Я не удержался и секунд десять спустя всё же подошёл к краю, чтобы взглянуть вниз. Я не должен был этого делать, это выходило за имидж мудрого и твёрдого священника-отщепенца. Интересно, что ожидал я там увидеть? Чёрных ангелов смерти, кружащих над бездыханным телом? Или какие-то знаки для себя, знаки, которые как-то могли бы указать мне развитие и итоги моей собственной жизни? Ну конечно их не могло быть там.

Света лежала на асфальтовой дорожке у самой стены здания, почему-то лицом вниз и головой к стене. Видимо, во время полёта она перевернулась и врезалась в асфальт грудью. Никакой лужи растекающейся крови под телом я не заметил.
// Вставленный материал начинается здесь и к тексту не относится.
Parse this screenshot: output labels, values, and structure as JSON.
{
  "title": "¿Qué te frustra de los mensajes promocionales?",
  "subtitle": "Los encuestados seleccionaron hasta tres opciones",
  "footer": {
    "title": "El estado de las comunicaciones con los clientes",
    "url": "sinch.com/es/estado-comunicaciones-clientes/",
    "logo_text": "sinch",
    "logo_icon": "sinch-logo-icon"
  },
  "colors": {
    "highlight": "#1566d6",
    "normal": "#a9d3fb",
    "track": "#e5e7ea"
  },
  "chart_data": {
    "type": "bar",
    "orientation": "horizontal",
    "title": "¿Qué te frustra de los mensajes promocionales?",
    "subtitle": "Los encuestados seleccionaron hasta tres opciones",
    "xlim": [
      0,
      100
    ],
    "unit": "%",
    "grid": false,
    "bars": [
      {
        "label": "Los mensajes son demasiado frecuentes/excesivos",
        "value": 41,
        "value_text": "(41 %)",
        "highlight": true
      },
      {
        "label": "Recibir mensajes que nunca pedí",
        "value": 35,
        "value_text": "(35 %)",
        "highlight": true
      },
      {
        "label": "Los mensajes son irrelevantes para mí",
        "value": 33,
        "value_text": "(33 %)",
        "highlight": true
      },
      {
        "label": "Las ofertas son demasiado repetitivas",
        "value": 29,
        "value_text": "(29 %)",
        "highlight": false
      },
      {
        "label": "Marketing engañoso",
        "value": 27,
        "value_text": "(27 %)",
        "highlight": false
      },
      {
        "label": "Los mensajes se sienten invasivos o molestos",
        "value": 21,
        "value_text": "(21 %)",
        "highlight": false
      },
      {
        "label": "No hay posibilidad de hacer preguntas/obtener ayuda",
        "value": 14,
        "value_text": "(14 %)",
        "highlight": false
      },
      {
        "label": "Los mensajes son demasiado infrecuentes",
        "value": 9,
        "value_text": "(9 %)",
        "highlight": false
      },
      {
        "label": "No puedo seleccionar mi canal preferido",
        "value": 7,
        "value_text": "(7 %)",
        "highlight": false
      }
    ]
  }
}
Смерть Шлюшки Светы особого впечатления на контингент психиатрического интерната и на врачей не произвела. Здесь умели сдерживать в себе потрясения и даже находить в них утешение, сермяжную радость. Радовала смерть и сугубо психологически. Она всегда радует окружающих вне зависимости от того, пациенты они психбольницы или же обыкновенные человеки. В смерти чужого содержится сильное, приятное и отчётливое понимание, что сам ты — ещё жив.

В общем, Свету куда-то увезли и даже никаких вопросов никому, включая меня, не задавали. Честно говоря, такое невнимание к единственному свидетелю Светиного самоубийства меня расстроило.